The CD gives you some extra tracks, a new reworking of the 'Raven' (3 min, 27 sec), which succeeds in making the song worse. 'Edgar' (3 min, 05 sec) is a rather upbeat number about the boogie man. You get the opening narration by Orson Wells (1 min, 04 sec) reading from one of Poe’s nonfiction passages, which will appear again on the remixed album, and a 1976 interview with Parsons and Woolfson (8 min, 34 sec).

The second disc consists of the 2007 remix. Now, this is going to be a bit of a ‘did Han shoot first’. On the plus side the advance in reengineering allowed Parsons to expanded the soundscape pulling apart the various instruments to give a greater clarity, 'The Cask of Amontillado' certainly is one of the beneficiaries, however some of the track have added synth which may grate with lovers of the original.

You also get a number of extra tracks including 'Eric’s Guide Vocal Melody' (9 min, 15 sec) are various sections from the album's main songs. You get a longer, clearer version of Orson Well’s narration (3 min, 09 sec). 'Sea Lions in the Departure Lounge' (2 min, 39 sec) is a non-vocal interlude. Lastly you get the 'GBH Mix (Unreleased Experiments)' (5 min, 23 sec) which sounds like the APP channelling the Bonzo Dog Doo-Dah Band.

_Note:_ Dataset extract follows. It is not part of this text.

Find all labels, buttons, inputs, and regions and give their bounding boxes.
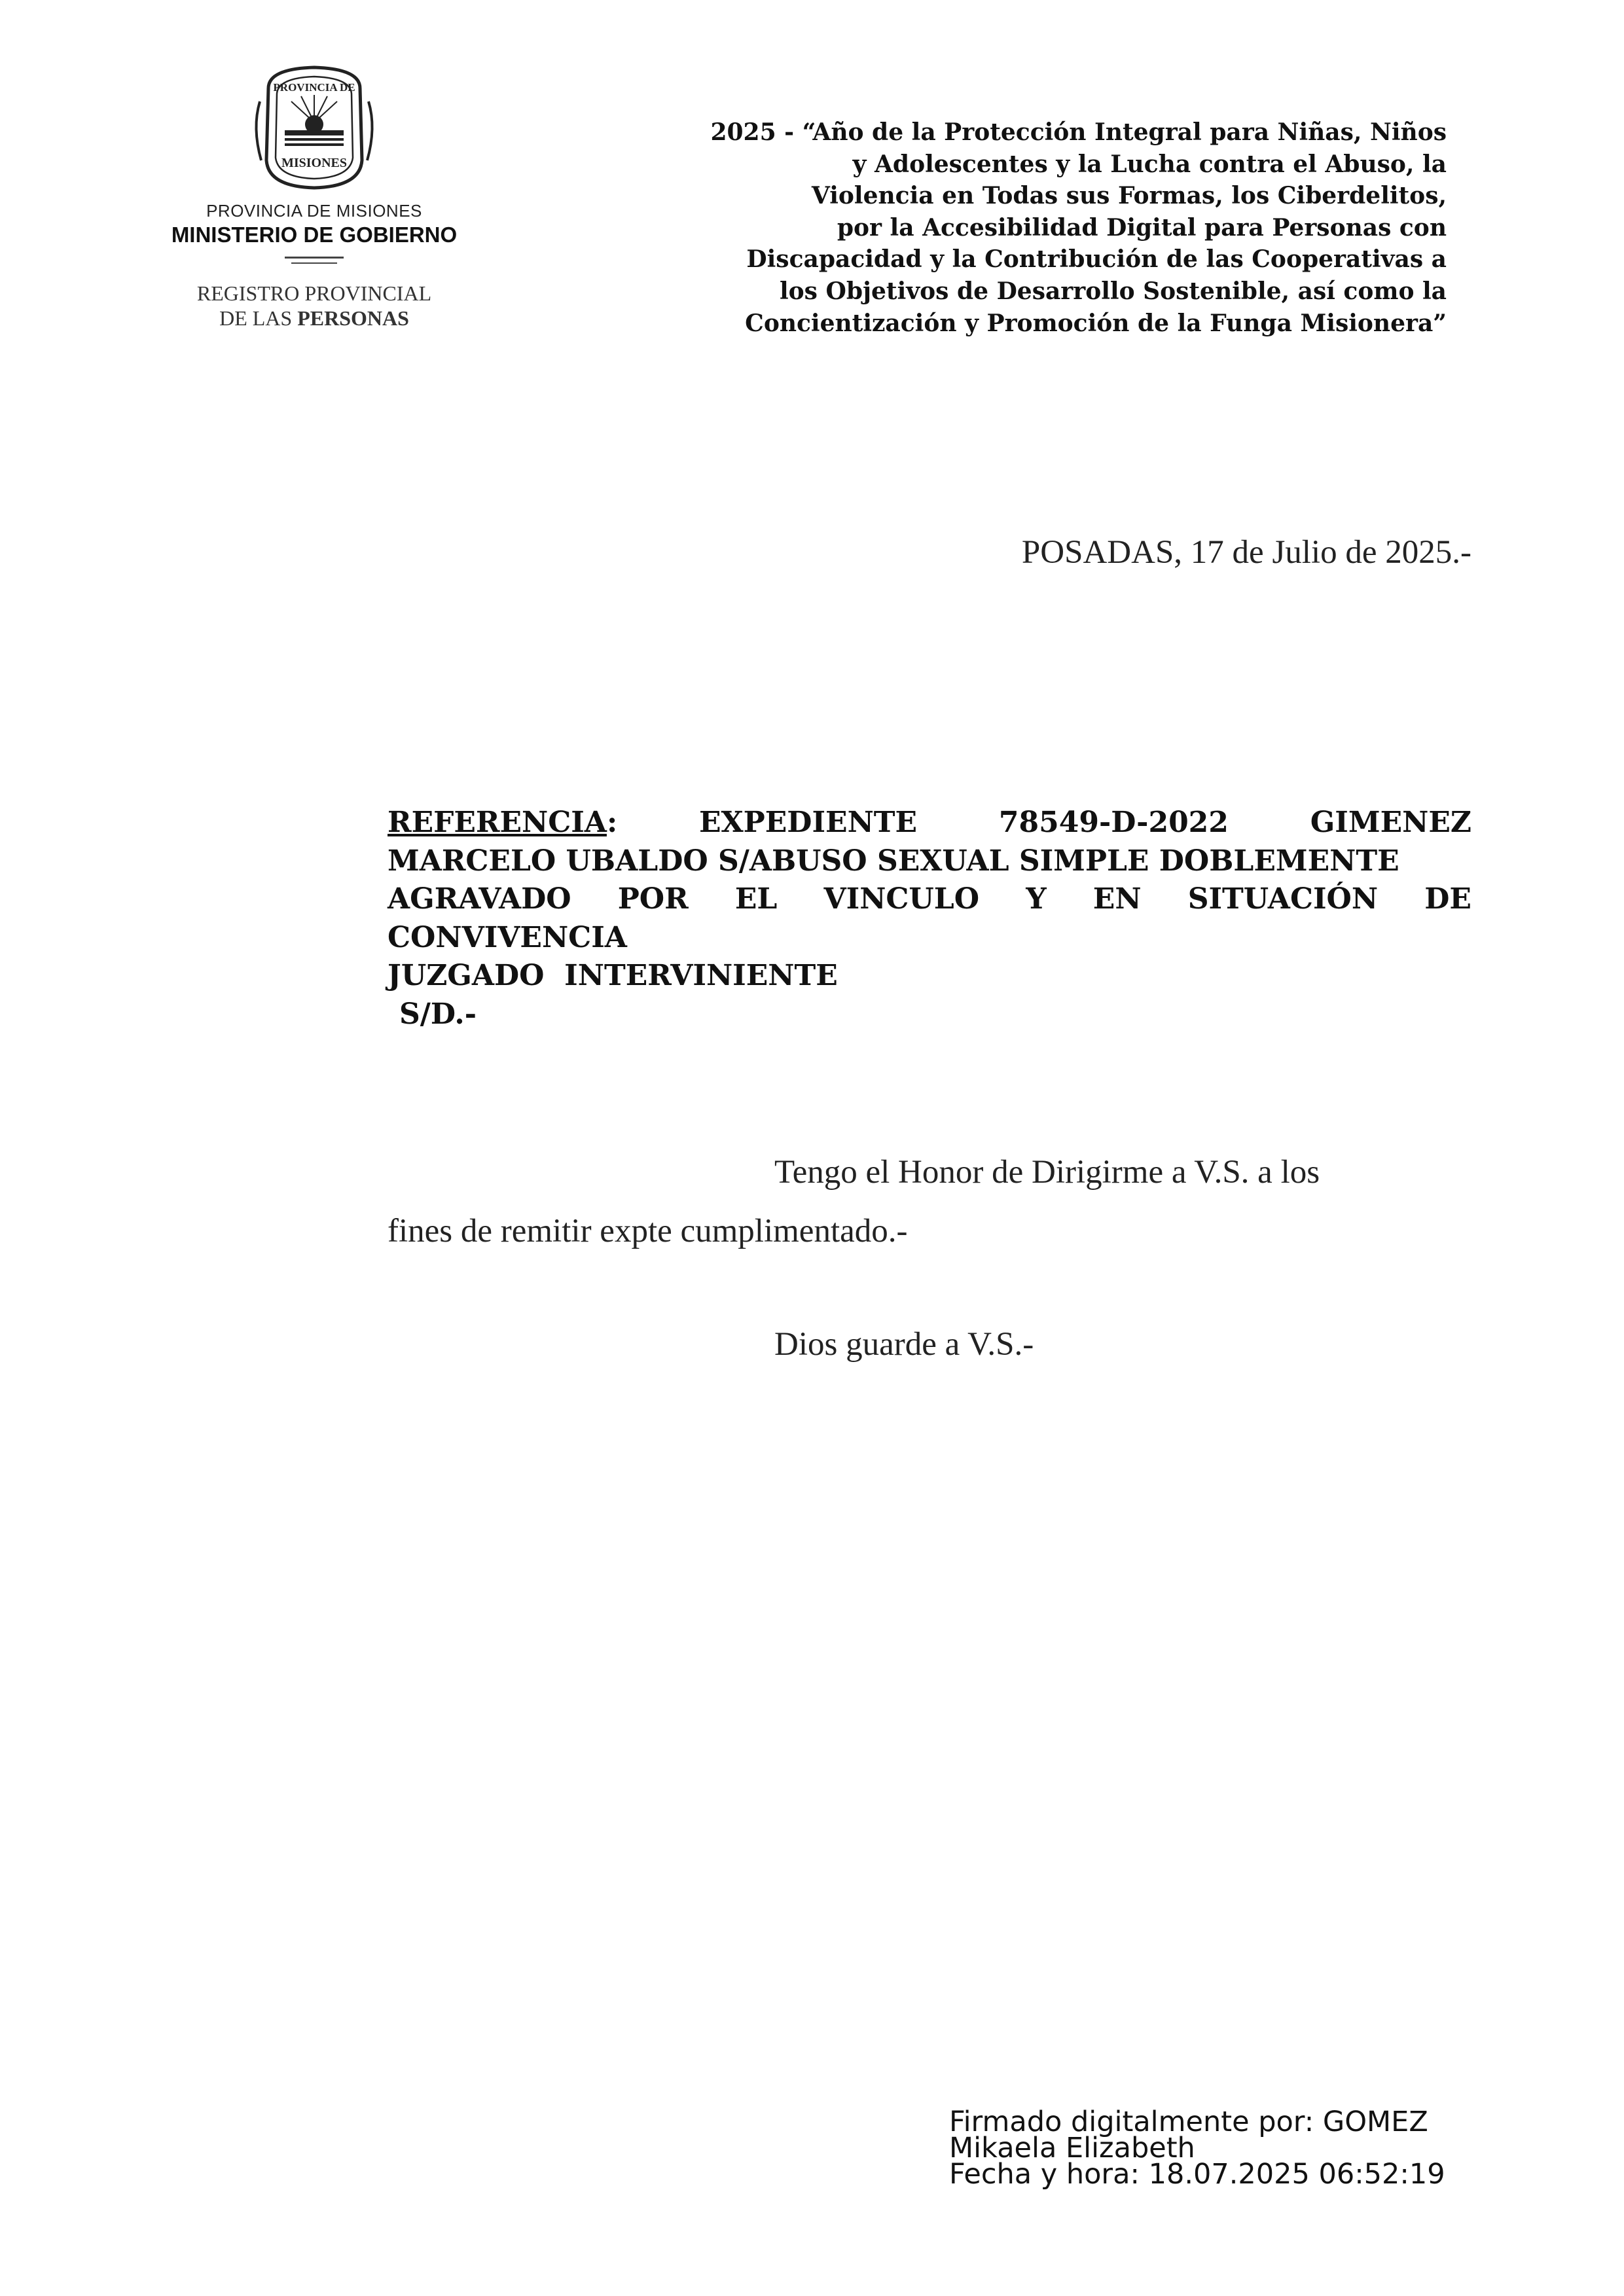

The third CD consists of fourteen tracks of outtakes and rough mixes from the album's creation as well as another interview with Parsons and Woolfson (1987. 20 min, 37 sec)

Enough time has passed to revaluate the album as well as its update, free from the oft times toxic label of prog rock. Personally, I thought it has aged well and with Parsons's background the studio work is masterful.